На рейде – теснота! Снайпер приостановился, вглядываясь в очертания морских бродяг, покорно пережидающих штормовое предупреждение в предбаннике большого порта.

* * *

…Вдоль дороги слева показались дома-бараки, старые, низкие, но имеющие благообразный вид, что стоило хозяевам, очевидно, немалых стараний. И только последний из них выглядел брошенным и запустелым. Снайпер уже почти бежал под уклон оседлав волну муссона, а память автоматически фиксировала, что справа начался высокий кустарник, и показались деревья повыше… Не остановил бы его и детский плач, отдаленный и приглушенный, если бы очередной порыв ветра не открыл дверь в последнем бараке… И он увидел странную картину. Прямо за дверью стояла девчушка, совсем маленькая, легко одетая.
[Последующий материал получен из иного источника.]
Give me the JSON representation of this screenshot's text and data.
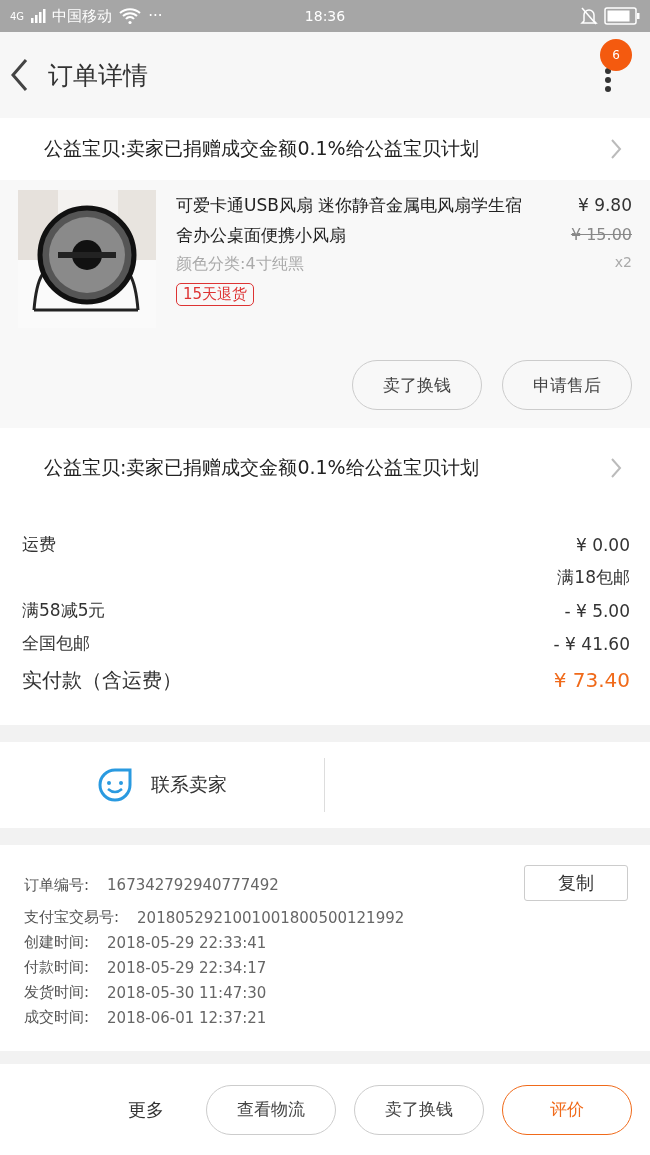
{
  "status_bar": {
    "network": "4G",
    "carrier": "中国移动",
    "more": "···",
    "time": "18:36"
  },
  "header": {
    "title": "订单详情",
    "badge": "6"
  },
  "charity_top": {
    "text": "公益宝贝:卖家已捐赠成交金额0.1%给公益宝贝计划"
  },
  "product": {
    "picture": {
      "kind": "picture"
    },
    "name": "可爱卡通USB风扇 迷你静音金属电风扇学生宿舍办公桌面便携小风扇",
    "sku": "颜色分类:4寸纯黑",
    "price": "¥ 9.80",
    "original_price": "¥ 15.00",
    "quantity": "x2",
    "tag": "15天退货",
    "buttons": [
      "卖了换钱",
      "申请售后"
    ]
  },
  "charity_bottom": {
    "text": "公益宝贝:卖家已捐赠成交金额0.1%给公益宝贝计划"
  },
  "costs": [
    {
      "kind": "line",
      "label": "运费",
      "value": "¥ 0.00"
    },
    {
      "kind": "note",
      "value": "满18包邮"
    },
    {
      "kind": "line",
      "label": "满58减5元",
      "value": "- ¥ 5.00"
    },
    {
      "kind": "line",
      "label": "全国包邮",
      "value": "- ¥ 41.60"
    },
    {
      "kind": "total",
      "label": "实付款（含运费）",
      "value": "¥ 73.40"
    }
  ],
  "contact": {
    "label": "联系卖家"
  },
  "order_info": {
    "copy_button": "复制",
    "rows": [
      {
        "label": "订单编号:",
        "value": "167342792940777492"
      },
      {
        "label": "支付宝交易号:",
        "value": "2018052921001001800500121992"
      },
      {
        "label": "创建时间:",
        "value": "2018-05-29 22:33:41"
      },
      {
        "label": "付款时间:",
        "value": "2018-05-29 22:34:17"
      },
      {
        "label": "发货时间:",
        "value": "2018-05-30 11:47:30"
      },
      {
        "label": "成交时间:",
        "value": "2018-06-01 12:37:21"
      }
    ]
  },
  "bottom_bar": {
    "more": "更多",
    "buttons": [
      {
        "label": "查看物流",
        "kind": "plain"
      },
      {
        "label": "卖了换钱",
        "kind": "plain"
      },
      {
        "label": "评价",
        "kind": "primary"
      }
    ]
  }
}
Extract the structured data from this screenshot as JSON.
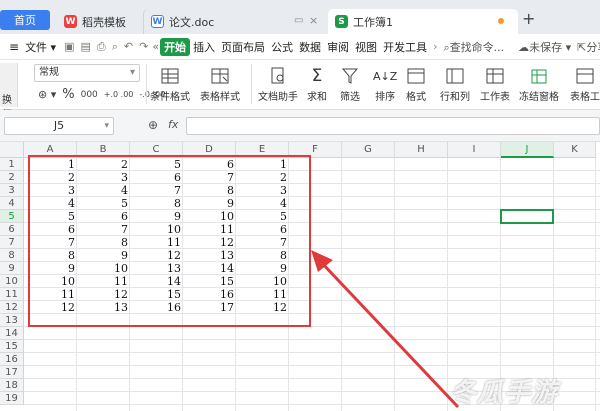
{
  "tabs": {
    "home": "首页",
    "wps": "稻壳模板",
    "doc": "论文.doc",
    "book": "工作簿1",
    "add": "+"
  },
  "menu": {
    "items": [
      "文件",
      "开始",
      "插入",
      "页面布局",
      "公式",
      "数据",
      "审阅",
      "视图",
      "开发工具"
    ],
    "search": "查找命令...",
    "unsaved": "未保存",
    "share": "分享"
  },
  "ribbon": {
    "wrap": "换行",
    "format_select": "常规",
    "percent": "%",
    "thousand": "000",
    "dec_inc": "+.0 .00",
    "dec_dec": "-.0 .00",
    "buttons": [
      "条件格式",
      "表格样式",
      "文档助手",
      "求和",
      "筛选",
      "排序",
      "格式",
      "行和列",
      "工作表",
      "冻结窗格",
      "表格工"
    ]
  },
  "formula_bar": {
    "name_box": "J5",
    "fx": "fx"
  },
  "grid": {
    "columns": [
      "A",
      "B",
      "C",
      "D",
      "E",
      "F",
      "G",
      "H",
      "I",
      "J",
      "K"
    ],
    "rows": [
      "1",
      "2",
      "3",
      "4",
      "5",
      "6",
      "7",
      "8",
      "9",
      "10",
      "11",
      "12",
      "13",
      "14",
      "15",
      "16",
      "17",
      "18",
      "19"
    ],
    "data": [
      [
        "1",
        "2",
        "5",
        "6",
        "1"
      ],
      [
        "2",
        "3",
        "6",
        "7",
        "2"
      ],
      [
        "3",
        "4",
        "7",
        "8",
        "3"
      ],
      [
        "4",
        "5",
        "8",
        "9",
        "4"
      ],
      [
        "5",
        "6",
        "9",
        "10",
        "5"
      ],
      [
        "6",
        "7",
        "10",
        "11",
        "6"
      ],
      [
        "7",
        "8",
        "11",
        "12",
        "7"
      ],
      [
        "8",
        "9",
        "12",
        "13",
        "8"
      ],
      [
        "9",
        "10",
        "13",
        "14",
        "9"
      ],
      [
        "10",
        "11",
        "14",
        "15",
        "10"
      ],
      [
        "11",
        "12",
        "15",
        "16",
        "11"
      ],
      [
        "12",
        "13",
        "16",
        "17",
        "12"
      ]
    ],
    "selected": "J5"
  },
  "colors": {
    "accent": "#3a7ef0",
    "green": "#1d9a48",
    "red": "#e03a3a"
  },
  "watermark": "冬瓜手游"
}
Ветер играл дверью точно занавесом – то открывая, то закрывая, а девочка стояла, как на сцене, не шевелясь, и плакала так, будто выполняла чей-то урок или задание.

Снайпер остановился, как конь на полном скаку, и успел ухватиться за фуражку, вновь пожелавшую его обогнать. Но ветер притих на несколько секунд, дверь притворилась, и плач будто стих. Померещилось? Офицер двинулся к дому, почему-то осторожно, с раздумьем. Вблизи барак выглядел обветшалым строением… Может быть, он помнит первопроходцев? И калитка была открыта настежь и, похоже, давно не закрывалась, вросла в грязь. Двор имел еще более печальный вид. Остатки палисада, пустая собачья конура и куча консервных банок возле нее… Когда дверь приоткрылась вновь, девочка стояла все на том же месте, в лице ее ничего не поменялось…

Предчувствуя недоброе, офицер быстро подошел к ней: вся верхняя часть кофточки малышки промокла от слез. Он скользнул взглядом по окнам: вторая часть барака, очевидно, была не жилой, а на окнах первой половины висели полупрозрачные занавески, но никакого шевеления за ними он не заметил.

* * *

Войдя в коридор и подняв девочку на руки, Снайпер прислушался. Кроме всхлипов девочки под ухом, он услышал в комнате какие-то звуки и сразу распахнул дверь. В первой комнате на диване лежал лицом вниз крупный мужчина, хорошо одетый, нестарый, и сладко посапывал. Девочка на руках Снайпера стала мелко дрожать. Он быстро осмотрел две другие комнаты – больше в доме никого не было, а первая комната была и самая теплая, хотя кирпичная плита находилась в кухоньке рядом. Посадив девочку у теплых кирпичей, он склонился над ней, содрал с себя фуражку, оставившую одну красную линию на лбу, и протянул девочке. И произошло чудо. Некрасивое лицо с красными остренькими глазками и гримасой равнодушия мгновенно преобразилось. Она заулыбалась, слезы просохли – это было совсем другое личико! Она обеими руками схватила фуражку, прижала к себе до дрожи.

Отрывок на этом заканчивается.